Recueilli par Jean-Marie Dinh
*Au diable vos verres (ed. Séguier), Le singe et l’architecte (ed. Séguier), L’Hypothèse de Katz (ed. Denoël) et Mortelle hôtesse (éd. La vie du Rail 2011).
Rien ne va plus, faites vos jeux…
Roman noir. C’est l’atmosphère d’un monde sans politique qui fonde la silencieuse et angoissante toile de fond du roman d’action « Mortelle hôtesse ».
Richard Meyer, salarié d’une officine privée qui donne dans le renseignement assiste à la mort de son collègue Gro sous la Manche. A bord du TGV Paris-Londres il fait aussi la connaissance de Nora, une jeune et brillante chercheuse à la recherche de son père Humbert Katz. L’homme pourrait avoir été kidnappé et retenu dans une clinique de thérapie génique. Il n’en faut pas moins pour convaincre le pessimiste réaliste, Richard Meyer de se lancer sur la piste escarpée des intérêts de l’industrie pharmaceutique. Habitué à nager en eaux troubles, il parvient à tisser un lien entre les événements et une mystérieuse épidémie de cécité qui frappe le milieu fermé des diamantaires d’Anvers. Débute une course à tombeau ouvert où le lecteur traverse un tissu d’intrigues en empathie avec ce personnage désabusé d’un long voyage dans les arcanes du pouvoir. Bernard Pasobrola affirme avec ce quatrième roman un style grinçant mais tout en légèreté, l’ensemble teinté d’un humour, destructeur fort à propos. L’action rythmée se déploie dans un contexte très contemporain qui, de l’exploitation des mines de diamants aux expériences biotechologiques en passant par l’industrie florissante des armées privées, décrypte sobrement le milieu politico-économique dont l’équilibre apparaît en totale et durable perdition. Mortelle Hôtesse répond aux codes du roman noir, usant de ce ressort pour entraîner une sorte de boule miroir dans laquelle se réfléchit l’immoralité du monde.
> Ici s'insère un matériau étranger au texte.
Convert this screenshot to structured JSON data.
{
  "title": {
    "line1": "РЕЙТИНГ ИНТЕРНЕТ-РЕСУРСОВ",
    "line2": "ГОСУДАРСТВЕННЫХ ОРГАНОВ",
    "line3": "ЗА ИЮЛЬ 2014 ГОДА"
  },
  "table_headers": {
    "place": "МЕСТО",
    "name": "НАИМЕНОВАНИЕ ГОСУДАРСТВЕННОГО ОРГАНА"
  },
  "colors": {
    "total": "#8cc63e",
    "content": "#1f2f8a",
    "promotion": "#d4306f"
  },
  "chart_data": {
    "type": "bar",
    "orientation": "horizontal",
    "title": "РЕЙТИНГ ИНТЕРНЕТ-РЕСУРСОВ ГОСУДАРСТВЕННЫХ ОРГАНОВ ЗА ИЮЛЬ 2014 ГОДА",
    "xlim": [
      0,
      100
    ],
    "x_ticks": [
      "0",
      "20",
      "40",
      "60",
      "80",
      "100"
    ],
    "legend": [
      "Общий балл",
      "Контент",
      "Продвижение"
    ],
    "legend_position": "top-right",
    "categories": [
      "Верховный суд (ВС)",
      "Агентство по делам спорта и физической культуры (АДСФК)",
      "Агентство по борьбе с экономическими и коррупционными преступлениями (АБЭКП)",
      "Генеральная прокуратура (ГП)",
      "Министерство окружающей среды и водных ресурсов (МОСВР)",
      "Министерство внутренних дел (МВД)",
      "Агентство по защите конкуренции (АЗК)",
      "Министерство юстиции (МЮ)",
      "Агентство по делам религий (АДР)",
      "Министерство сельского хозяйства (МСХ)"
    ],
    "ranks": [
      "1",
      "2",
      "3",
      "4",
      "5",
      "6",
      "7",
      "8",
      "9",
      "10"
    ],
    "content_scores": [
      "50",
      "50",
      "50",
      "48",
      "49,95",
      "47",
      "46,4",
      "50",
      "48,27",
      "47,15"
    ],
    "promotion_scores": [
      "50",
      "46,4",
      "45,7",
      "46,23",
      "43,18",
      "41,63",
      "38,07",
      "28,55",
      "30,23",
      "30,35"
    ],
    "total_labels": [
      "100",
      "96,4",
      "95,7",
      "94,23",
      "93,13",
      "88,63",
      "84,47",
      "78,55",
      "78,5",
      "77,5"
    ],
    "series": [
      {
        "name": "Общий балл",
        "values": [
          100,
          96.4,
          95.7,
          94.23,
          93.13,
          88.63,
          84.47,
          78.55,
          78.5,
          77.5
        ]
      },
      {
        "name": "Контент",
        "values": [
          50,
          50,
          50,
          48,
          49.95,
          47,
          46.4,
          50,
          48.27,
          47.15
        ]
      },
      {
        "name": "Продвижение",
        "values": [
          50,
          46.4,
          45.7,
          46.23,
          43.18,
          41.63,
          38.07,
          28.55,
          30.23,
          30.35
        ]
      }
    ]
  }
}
Peut-être est-ce à ces raisons que Bernard Pasobrola doit ses mésaventures éditoriales… Les grandes maisons se sont confondues, jugeant son manuscrit trop complexe pour séduire les lecteurs. Il n’en est rien, tout au contraire, l’atmosphère introduite par l’auteur à travers le soin porté à la structure et à la fluidité de l’écriture, met en évidence des aspects profonds de notre époque. Une intelligence que l’on savoure avec délectation.